By Kim Tae-gyu
South Korea plans to write agriculture textbooks in the Korean alphabet Hangeul, which will be used by Indonesia’s Cia-Cia tribe in Bau-Bau City situated in the southwestern Sulawesi Island.
The Cia-Cia tribe, one of the minority tribes in Indonesia, adopted Hangeul as the writing system for its tongue midway through 2009 and the Indonesian government has authorized the idea of late.
Korea’s Rural Development Administration (RDA) announced Monday that the textbooks would be completed by the end of this year so that they could be used at a newly built high school in Bau-Bau City next year.
“At the request of Bau-Bau City earlier this year, we started to check the viability of publishing agriculture textbooks using Hangeul and decided to do so,” RDA official Kim Hwang-yong said. “Toward that end, our researchers are now working in Indonesia. In time with Hangeul Day, which falls on Oct. 9, the books will be available to the public and all the projects will be concluded by the end of this year.”
To follow local regulations, the up-and-coming textbooks will be written in a total of three languages — English, Indonesian and the tongue of the Cia-Cia tribe written in Hangeul.
Beginning next year, the works will be highly likely to be adopted as official textbooks of a Bau-Bau City-based agricultural high school, which is now under construction.

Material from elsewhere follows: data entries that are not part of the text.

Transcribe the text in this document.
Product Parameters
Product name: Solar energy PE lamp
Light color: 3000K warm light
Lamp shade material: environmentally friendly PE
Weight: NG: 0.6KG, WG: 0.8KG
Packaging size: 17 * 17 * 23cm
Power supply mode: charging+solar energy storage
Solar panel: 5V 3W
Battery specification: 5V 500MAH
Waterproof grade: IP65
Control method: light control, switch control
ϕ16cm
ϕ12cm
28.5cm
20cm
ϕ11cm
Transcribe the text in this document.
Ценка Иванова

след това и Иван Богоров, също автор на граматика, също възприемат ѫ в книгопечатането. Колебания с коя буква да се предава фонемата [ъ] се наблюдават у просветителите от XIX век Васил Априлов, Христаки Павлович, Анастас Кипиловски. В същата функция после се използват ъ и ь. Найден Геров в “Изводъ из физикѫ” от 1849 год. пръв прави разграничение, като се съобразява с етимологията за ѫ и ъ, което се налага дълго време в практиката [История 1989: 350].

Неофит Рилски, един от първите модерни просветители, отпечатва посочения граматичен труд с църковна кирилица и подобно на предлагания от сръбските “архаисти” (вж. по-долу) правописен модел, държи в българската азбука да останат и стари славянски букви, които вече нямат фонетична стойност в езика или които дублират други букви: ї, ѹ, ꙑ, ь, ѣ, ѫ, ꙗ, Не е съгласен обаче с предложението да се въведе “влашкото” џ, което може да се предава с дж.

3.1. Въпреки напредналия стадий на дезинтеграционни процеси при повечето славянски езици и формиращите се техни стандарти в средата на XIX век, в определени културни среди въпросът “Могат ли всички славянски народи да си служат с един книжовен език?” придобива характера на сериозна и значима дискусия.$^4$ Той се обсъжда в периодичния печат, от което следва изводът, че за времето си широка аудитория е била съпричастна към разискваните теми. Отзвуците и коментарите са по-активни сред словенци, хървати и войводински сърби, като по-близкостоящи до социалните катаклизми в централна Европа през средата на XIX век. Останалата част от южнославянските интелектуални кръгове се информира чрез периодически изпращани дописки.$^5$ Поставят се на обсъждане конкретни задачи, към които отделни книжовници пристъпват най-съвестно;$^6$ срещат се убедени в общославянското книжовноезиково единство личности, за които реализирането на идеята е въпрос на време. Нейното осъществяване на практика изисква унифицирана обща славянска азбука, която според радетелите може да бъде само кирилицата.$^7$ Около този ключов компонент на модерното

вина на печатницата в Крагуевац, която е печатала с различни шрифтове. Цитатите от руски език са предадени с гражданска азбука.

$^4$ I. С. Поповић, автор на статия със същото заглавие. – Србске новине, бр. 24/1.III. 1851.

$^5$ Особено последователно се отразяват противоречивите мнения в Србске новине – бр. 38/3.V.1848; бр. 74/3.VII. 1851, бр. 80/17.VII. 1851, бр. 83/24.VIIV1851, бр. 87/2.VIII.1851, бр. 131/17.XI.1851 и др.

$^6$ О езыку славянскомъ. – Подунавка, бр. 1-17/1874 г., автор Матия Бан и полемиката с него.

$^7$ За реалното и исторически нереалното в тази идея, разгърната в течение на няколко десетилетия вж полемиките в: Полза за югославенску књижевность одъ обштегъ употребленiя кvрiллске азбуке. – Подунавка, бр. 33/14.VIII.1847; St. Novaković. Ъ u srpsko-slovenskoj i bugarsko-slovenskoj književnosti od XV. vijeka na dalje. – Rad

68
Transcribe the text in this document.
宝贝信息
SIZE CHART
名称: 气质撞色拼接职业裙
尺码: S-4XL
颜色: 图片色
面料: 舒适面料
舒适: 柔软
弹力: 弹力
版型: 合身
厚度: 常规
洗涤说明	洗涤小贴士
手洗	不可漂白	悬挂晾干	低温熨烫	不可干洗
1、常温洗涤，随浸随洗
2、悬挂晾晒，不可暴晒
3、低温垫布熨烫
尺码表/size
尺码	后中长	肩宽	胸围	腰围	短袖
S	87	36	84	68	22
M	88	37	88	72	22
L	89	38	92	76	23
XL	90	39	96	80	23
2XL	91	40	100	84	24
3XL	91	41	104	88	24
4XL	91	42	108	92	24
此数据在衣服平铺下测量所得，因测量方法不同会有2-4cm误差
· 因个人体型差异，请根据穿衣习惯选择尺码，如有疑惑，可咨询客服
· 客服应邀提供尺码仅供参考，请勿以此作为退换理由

But there is a chance that the opening of the school might be delayed.
Kim said that the textbooks would be based on the traditional agricultural culture of the Cia-Cia tribe instead of featuring translated materials from developed countries in terms of farming.
Bau-Bau City has a population of more than 120,000 as of the end of 2008 and about 12,000 of them work on farms, making it possible for agriculture to employ around a quarter of the people aged 15 or older.